Thinking about Chernobyl. . .
I wish I could write a more optimistic post, but I just finished watching this documentary on the Chernobyl nuclear disaster by director Thomas Johnson and distributed by Icarus Films. I find it strange that I could find so little information about the director (note the lack on IMDB) and no information about its funding, so I have no idea with what agenda this film was made. It does, however, paint a very grim picture of nuclear energy and the damage to (psychological and physical) health withholding information from politicians and from the general population can do.
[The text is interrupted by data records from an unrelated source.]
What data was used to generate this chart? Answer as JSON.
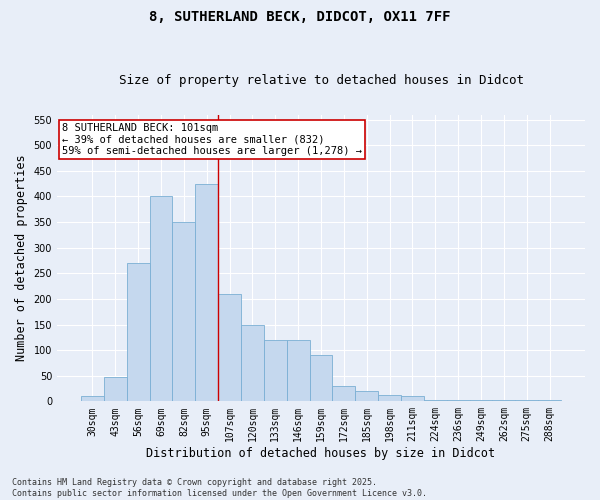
{
  "title_line1": "8, SUTHERLAND BECK, DIDCOT, OX11 7FF",
  "title_line2": "Size of property relative to detached houses in Didcot",
  "xlabel": "Distribution of detached houses by size in Didcot",
  "ylabel": "Number of detached properties",
  "bar_color": "#c5d8ee",
  "bar_edge_color": "#7aafd4",
  "categories": [
    "30sqm",
    "43sqm",
    "56sqm",
    "69sqm",
    "82sqm",
    "95sqm",
    "107sqm",
    "120sqm",
    "133sqm",
    "146sqm",
    "159sqm",
    "172sqm",
    "185sqm",
    "198sqm",
    "211sqm",
    "224sqm",
    "236sqm",
    "249sqm",
    "262sqm",
    "275sqm",
    "288sqm"
  ],
  "values": [
    10,
    48,
    270,
    400,
    350,
    425,
    210,
    150,
    120,
    120,
    90,
    30,
    20,
    12,
    10,
    2,
    2,
    2,
    2,
    2,
    2
  ],
  "ylim": [
    0,
    560
  ],
  "yticks": [
    0,
    50,
    100,
    150,
    200,
    250,
    300,
    350,
    400,
    450,
    500,
    550
  ],
  "vline_x": 5.5,
  "vline_color": "#cc0000",
  "annotation_text": "8 SUTHERLAND BECK: 101sqm\n← 39% of detached houses are smaller (832)\n59% of semi-detached houses are larger (1,278) →",
  "annotation_box_color": "#ffffff",
  "annotation_box_edge": "#cc0000",
  "annotation_fontsize": 7.5,
  "footer_text": "Contains HM Land Registry data © Crown copyright and database right 2025.\nContains public sector information licensed under the Open Government Licence v3.0.",
  "background_color": "#e8eef8",
  "grid_color": "#ffffff",
  "title_fontsize": 10,
  "subtitle_fontsize": 9,
  "tick_fontsize": 7,
  "label_fontsize": 8.5
}
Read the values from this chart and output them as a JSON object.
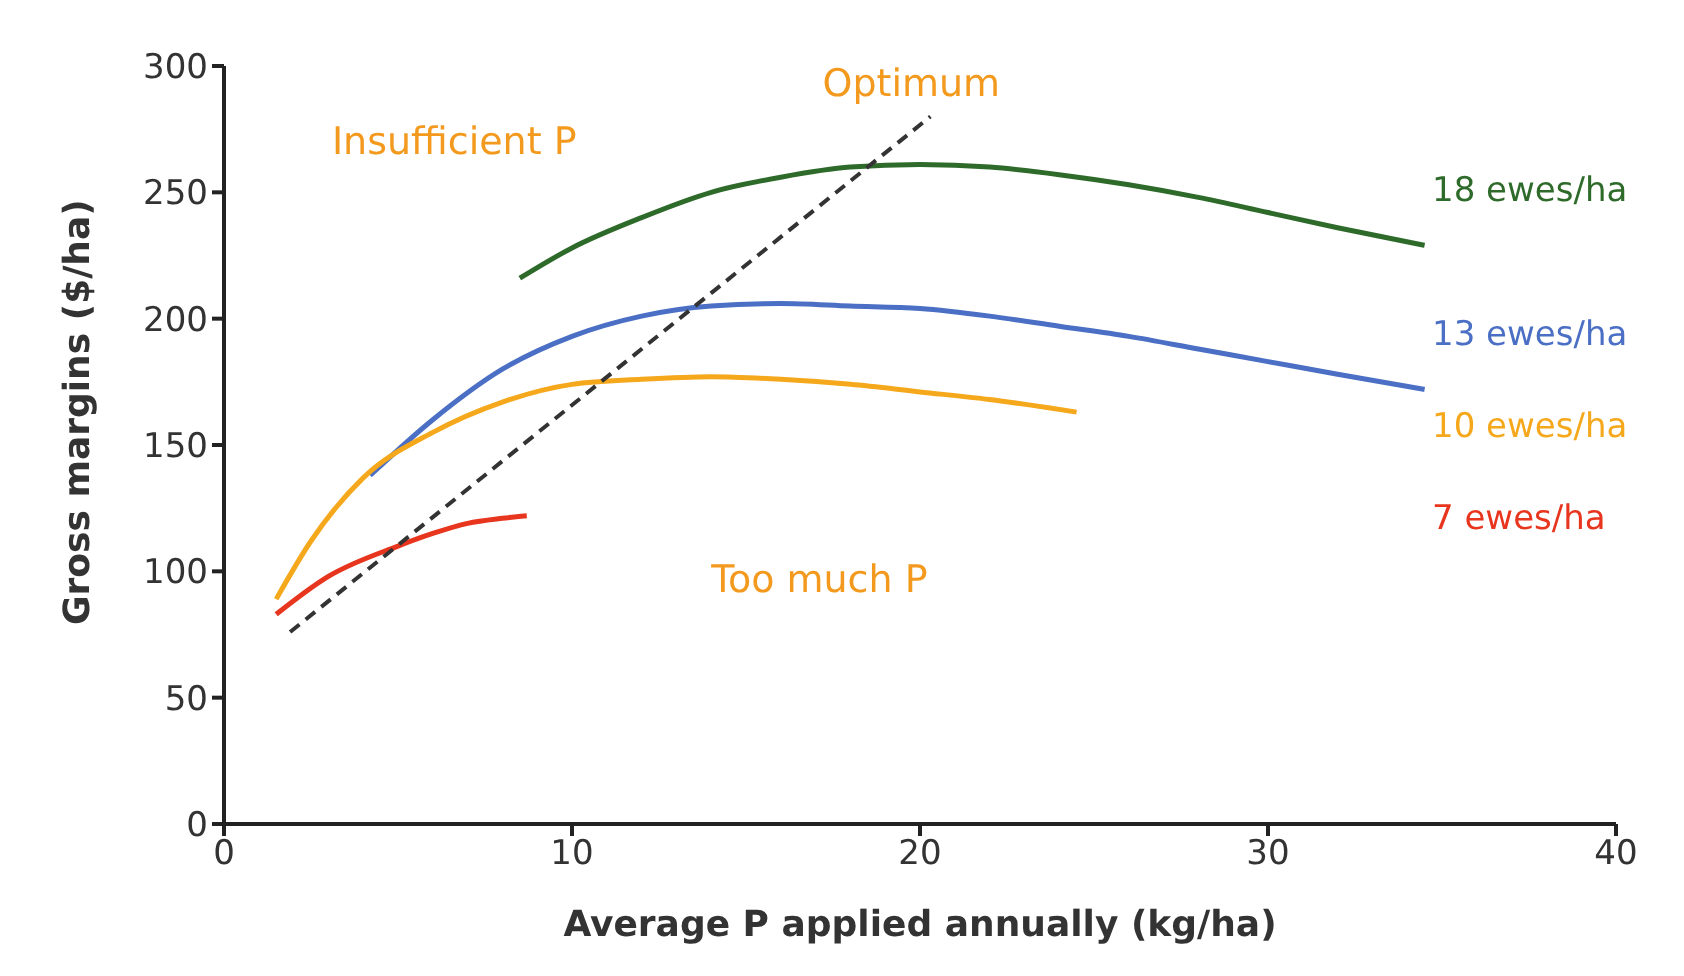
{
  "chart_data": {
    "type": "line",
    "xlabel": "Average P applied annually (kg/ha)",
    "ylabel": "Gross margins ($/ha)",
    "xlim": [
      0,
      40
    ],
    "xticks": [
      0,
      10,
      20,
      30,
      40
    ],
    "ylim": [
      0,
      300
    ],
    "yticks": [
      0,
      50,
      100,
      150,
      200,
      250,
      300
    ],
    "grid": false,
    "legend": false,
    "marker": "none",
    "annotations": [
      "Insufficient P",
      "Optimum",
      "Too much P"
    ],
    "series": [
      {
        "name": "18 ewes/ha",
        "color": "#2e6b2a",
        "x": [
          8.5,
          10,
          12,
          14,
          16,
          18,
          20,
          22,
          24,
          26,
          28,
          30,
          32,
          34.5
        ],
        "values": [
          216,
          228,
          240,
          250,
          256,
          260,
          261,
          260,
          257,
          253,
          248,
          242,
          236,
          229
        ]
      },
      {
        "name": "13 ewes/ha",
        "color": "#4a6fc4",
        "x": [
          4.2,
          6,
          8,
          10,
          12,
          14,
          16,
          18,
          20,
          22,
          24,
          26,
          28,
          30,
          32,
          34.5
        ],
        "values": [
          138,
          160,
          180,
          193,
          201,
          205,
          206,
          205,
          204,
          201,
          197,
          193,
          188,
          183,
          178,
          172
        ]
      },
      {
        "name": "10 ewes/ha",
        "color": "#f5a81c",
        "x": [
          1.5,
          2.5,
          4,
          6,
          8,
          10,
          12,
          14,
          16,
          18,
          20,
          22,
          24.5
        ],
        "values": [
          89,
          112,
          137,
          155,
          167,
          174,
          176,
          177,
          176,
          174,
          171,
          168,
          163
        ]
      },
      {
        "name": "7 ewes/ha",
        "color": "#e8351e",
        "x": [
          1.5,
          3,
          5,
          6,
          7,
          8,
          8.7
        ],
        "values": [
          83,
          98,
          110,
          115,
          119,
          121,
          122
        ]
      },
      {
        "color": "#333333",
        "line_style": "dashed",
        "x": [
          1.9,
          20.3
        ],
        "values": [
          76,
          280
        ]
      }
    ]
  }
}
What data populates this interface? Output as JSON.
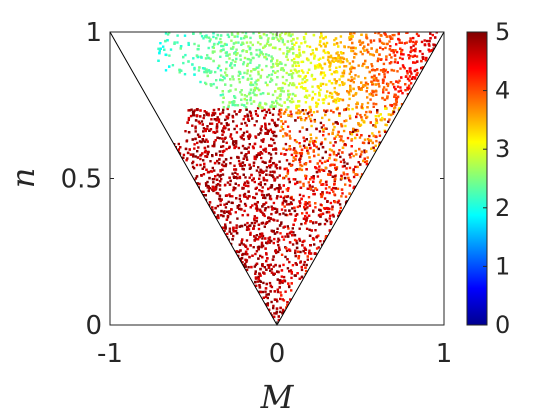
{
  "chart_data": {
    "type": "scatter",
    "title": "",
    "xlabel": "M",
    "ylabel": "n",
    "xlim": [
      -1,
      1
    ],
    "ylim": [
      0,
      1
    ],
    "x_ticks": [
      "-1",
      "0",
      "1"
    ],
    "y_ticks": [
      "0",
      "0.5",
      "1"
    ],
    "colorbar": {
      "range": [
        0,
        5
      ],
      "ticks": [
        "0",
        "1",
        "2",
        "3",
        "4",
        "5"
      ],
      "colormap": "jet"
    },
    "region_boundary": [
      [
        -1,
        1
      ],
      [
        0,
        0
      ],
      [
        1,
        1
      ]
    ],
    "grid": false,
    "legend": "none",
    "regions": [
      {
        "name": "top-left band",
        "x_range": [
          -0.7,
          0.25
        ],
        "y_range": [
          0.72,
          1.0
        ],
        "approx_value": 2.3
      },
      {
        "name": "top-center band",
        "x_range": [
          0.05,
          0.5
        ],
        "y_range": [
          0.75,
          1.0
        ],
        "approx_value": 3.2
      },
      {
        "name": "top-right band",
        "x_range": [
          0.45,
          1.0
        ],
        "y_range": [
          0.8,
          1.0
        ],
        "approx_value": 4.3
      },
      {
        "name": "left lobe",
        "x_range": [
          -0.65,
          0.05
        ],
        "y_range": [
          0.1,
          0.78
        ],
        "approx_value": 4.9
      },
      {
        "name": "right lobe",
        "x_range": [
          0.0,
          0.85
        ],
        "y_range": [
          0.05,
          0.85
        ],
        "approx_value": 4.3
      }
    ]
  }
}
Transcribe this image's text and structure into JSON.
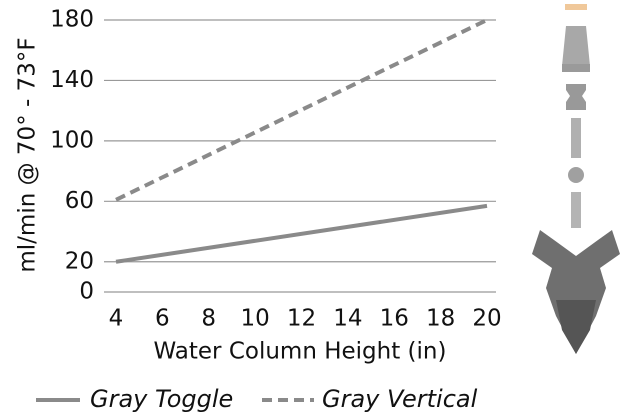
{
  "chart_data": {
    "type": "line",
    "x": [
      4,
      20
    ],
    "xlabel": "Water Column Height (in)",
    "ylabel": "ml/min @ 70° - 73°F",
    "series": [
      {
        "name": "Gray Toggle",
        "color": "#8a8a8a",
        "dash": false,
        "values": [
          20,
          57
        ]
      },
      {
        "name": "Gray Vertical",
        "color": "#8a8a8a",
        "dash": true,
        "values": [
          61,
          180
        ]
      }
    ],
    "xlim": [
      4,
      20
    ],
    "xticks": [
      4,
      6,
      8,
      10,
      12,
      14,
      16,
      18,
      20
    ],
    "ylim": [
      0,
      180
    ],
    "yticks": [
      0,
      20,
      60,
      100,
      140,
      180
    ],
    "grid": true
  }
}
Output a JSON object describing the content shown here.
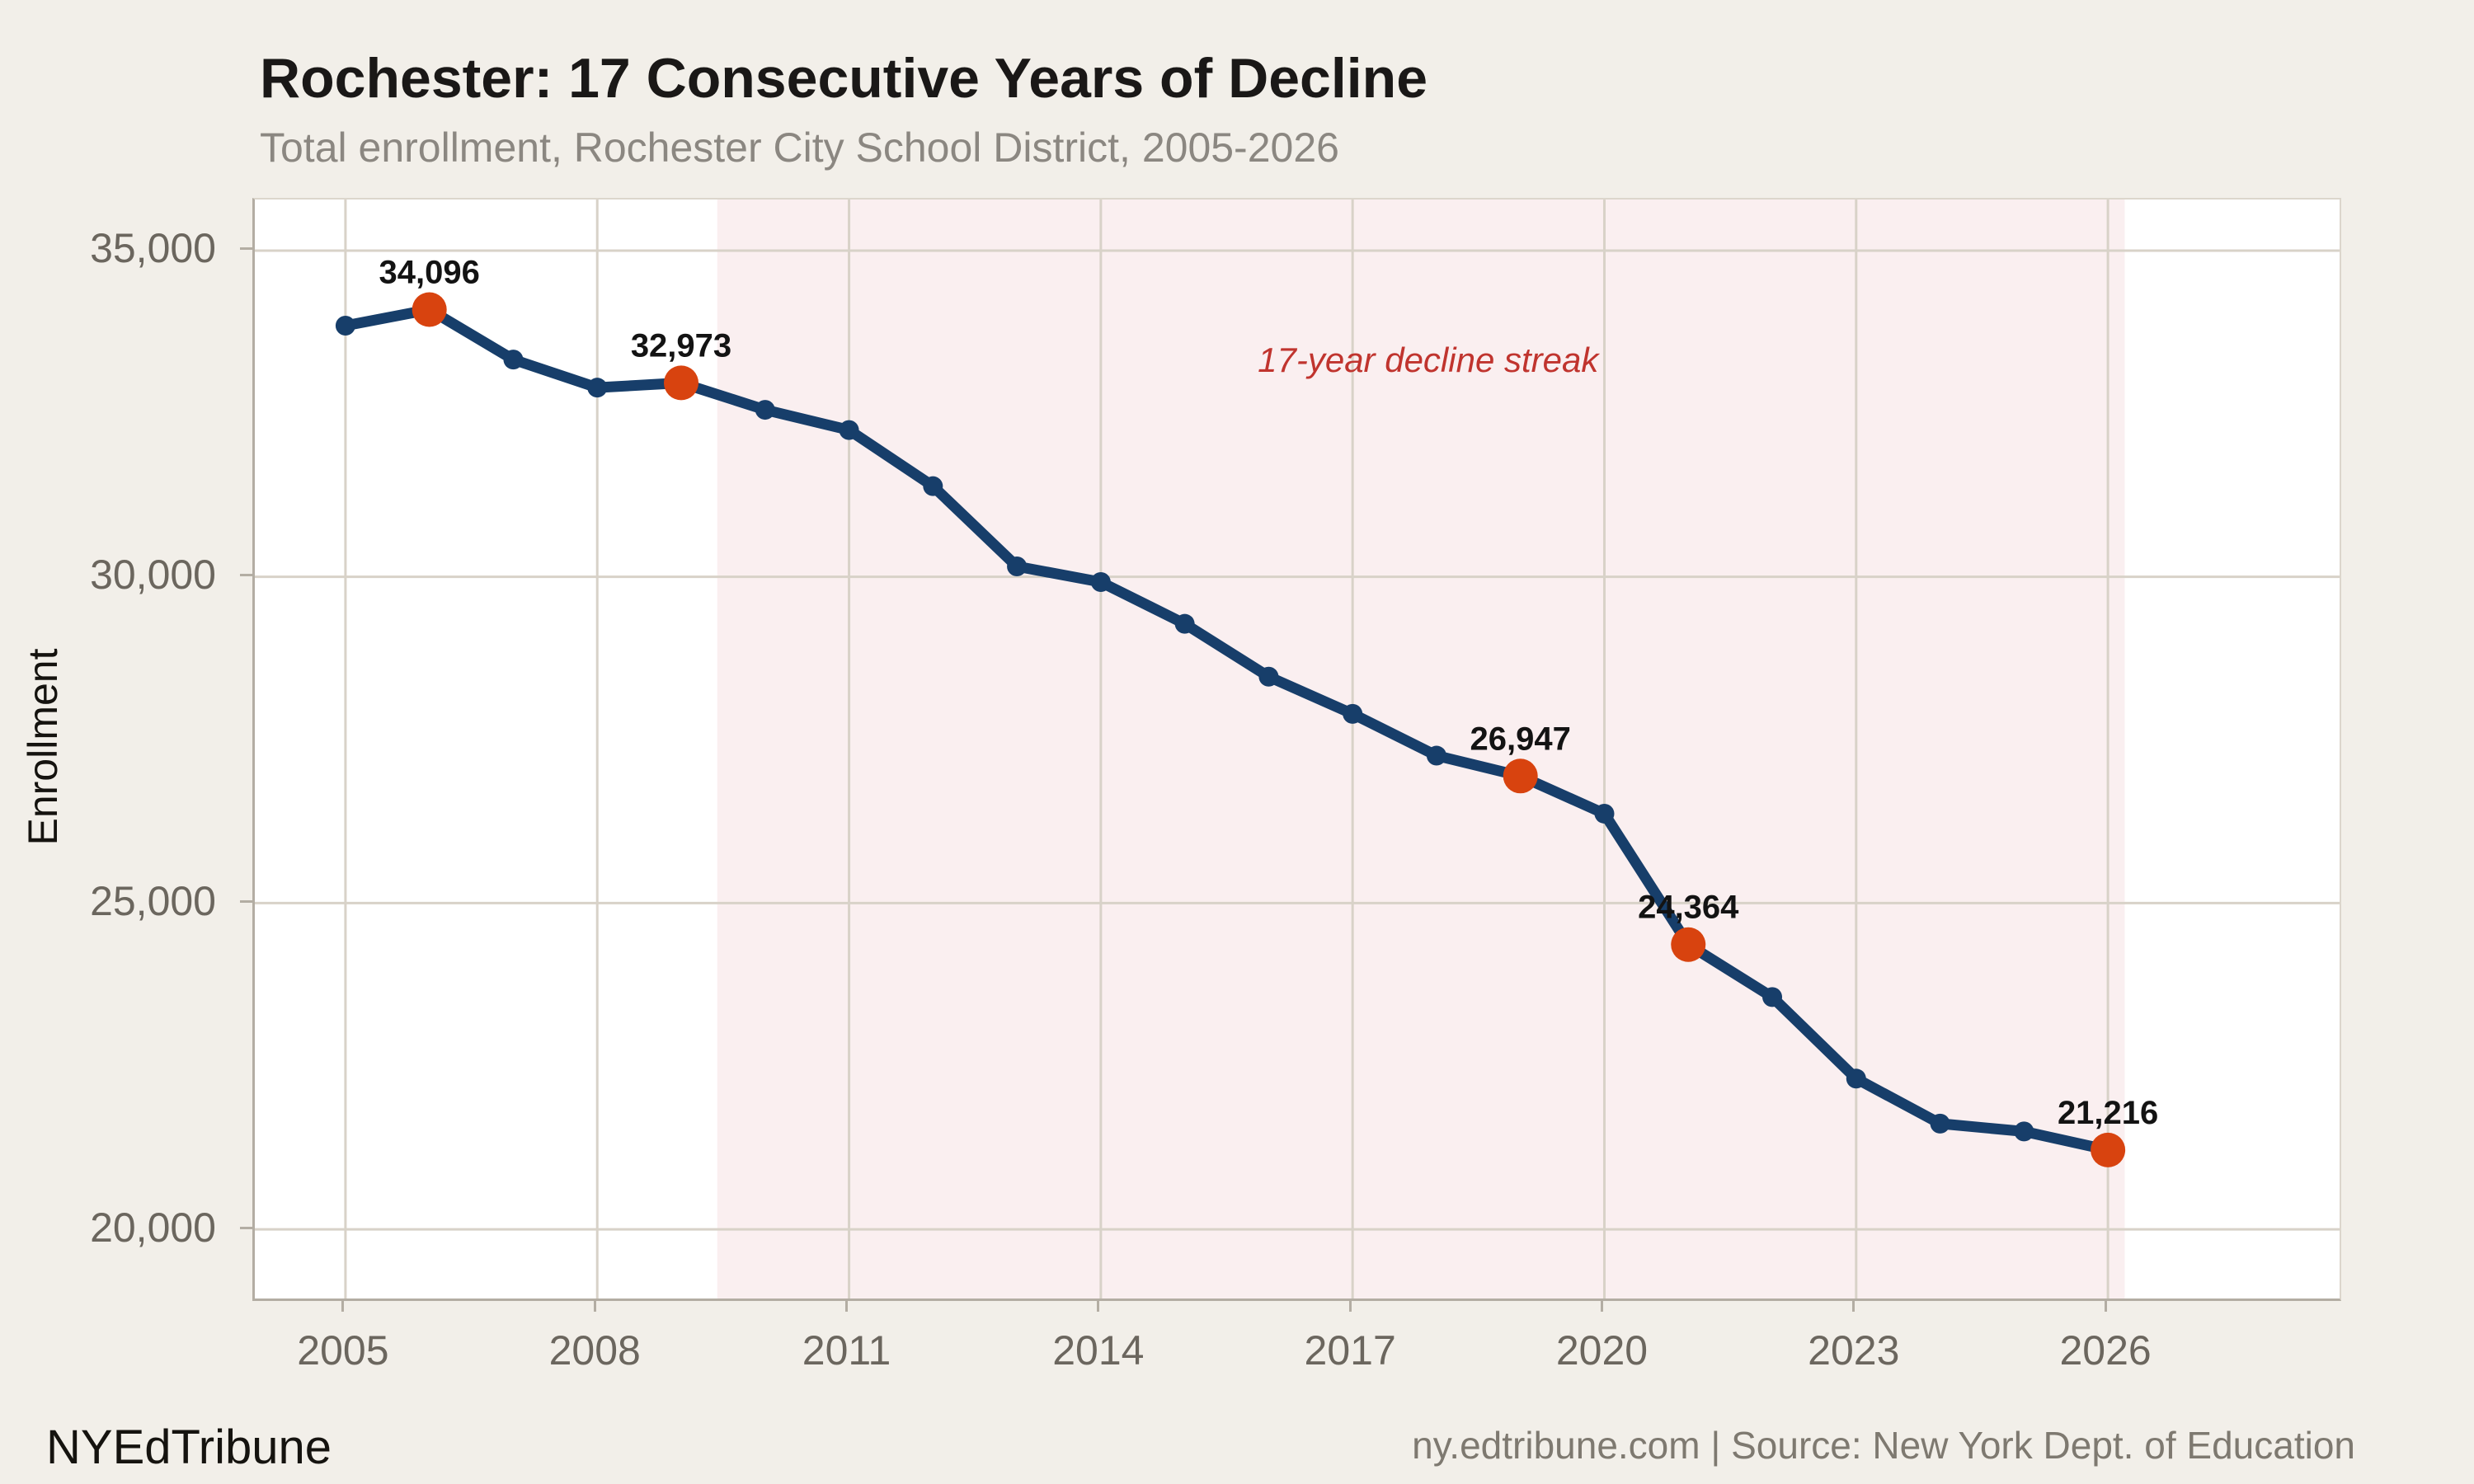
{
  "header": {
    "title": "Rochester: 17 Consecutive Years of Decline",
    "subtitle": "Total enrollment, Rochester City School District, 2005-2026"
  },
  "footer": {
    "brand": "NYEdTribune",
    "source": "ny.edtribune.com | Source: New York Dept. of Education"
  },
  "colors": {
    "page_bg": "#f2efe9",
    "plot_bg": "#ffffff",
    "band": "#faeff0",
    "grid": "#d8d2c8",
    "axis_line": "#b3ada3",
    "tick_text": "#6b665e",
    "line": "#173e6a",
    "highlight": "#d8430f",
    "annotation_red": "#c0342e",
    "point_label": "#131313"
  },
  "chart_data": {
    "type": "line",
    "title": "Rochester: 17 Consecutive Years of Decline",
    "subtitle": "Total enrollment, Rochester City School District, 2005-2026",
    "xlabel": "",
    "ylabel": "Enrollment",
    "x": [
      2005,
      2006,
      2007,
      2008,
      2009,
      2010,
      2011,
      2012,
      2013,
      2014,
      2015,
      2016,
      2017,
      2018,
      2019,
      2020,
      2021,
      2022,
      2023,
      2024,
      2025,
      2026
    ],
    "values": [
      33850,
      34096,
      33330,
      32900,
      32973,
      32560,
      32250,
      31390,
      30160,
      29920,
      29280,
      28470,
      27900,
      27260,
      26947,
      26370,
      24364,
      23560,
      22310,
      21620,
      21500,
      21216
    ],
    "highlight_years": [
      2006,
      2009,
      2019,
      2021,
      2026
    ],
    "labeled_points": [
      {
        "x": 2006,
        "y": 34096,
        "label": "34,096"
      },
      {
        "x": 2009,
        "y": 32973,
        "label": "32,973"
      },
      {
        "x": 2019,
        "y": 26947,
        "label": "26,947"
      },
      {
        "x": 2021,
        "y": 24364,
        "label": "24,364"
      },
      {
        "x": 2026,
        "y": 21216,
        "label": "21,216"
      }
    ],
    "x_ticks": [
      {
        "v": 2005,
        "label": "2005"
      },
      {
        "v": 2008,
        "label": "2008"
      },
      {
        "v": 2011,
        "label": "2011"
      },
      {
        "v": 2014,
        "label": "2014"
      },
      {
        "v": 2017,
        "label": "2017"
      },
      {
        "v": 2020,
        "label": "2020"
      },
      {
        "v": 2023,
        "label": "2023"
      },
      {
        "v": 2026,
        "label": "2026"
      }
    ],
    "y_ticks": [
      {
        "v": 20000,
        "label": "20,000"
      },
      {
        "v": 25000,
        "label": "25,000"
      },
      {
        "v": 30000,
        "label": "30,000"
      },
      {
        "v": 35000,
        "label": "35,000"
      }
    ],
    "xlim": [
      2003.92,
      2028.76
    ],
    "ylim": [
      18940,
      35783
    ],
    "grid": true,
    "legend": "none",
    "band": {
      "x0": 2009.43,
      "x1": 2026.2,
      "label": "17-year decline streak",
      "label_x": 2017.9,
      "label_y": 33280
    }
  }
}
How is Fukushima different from Chernobyl? The ways I can think of are that 1) according to reports, there was no explosion at the core of the plant in Fukushima (considering radiation levels, it is unlikely to have happened), and 2) there are many independent sources measuring radiation levels in various locations in Japan (although there are holes) and not a single military effort as seems to have been the case in Chernobyl. With so many sources, it would be impossible to cover up any major accidents.
However, like in Chernobyl there are many young men sacrificing their health to work at the Fukushima reactor. What’s more, a “culture of complicity” does exist in Japan between politics, bureaucracy, and industry as reported by the NYT.
Given, science with its hypotheses, theories, and postulations is also an imprecise evaluation of the world and some things cannot be answered. However, what will we learn about the situation in Fukushima in the years to come or maybe not at all, because the danger cannot be verified even by specialists?
The film is 1 hour 33 minutes long, so watch it when you have the time (and the mental and emotional strength).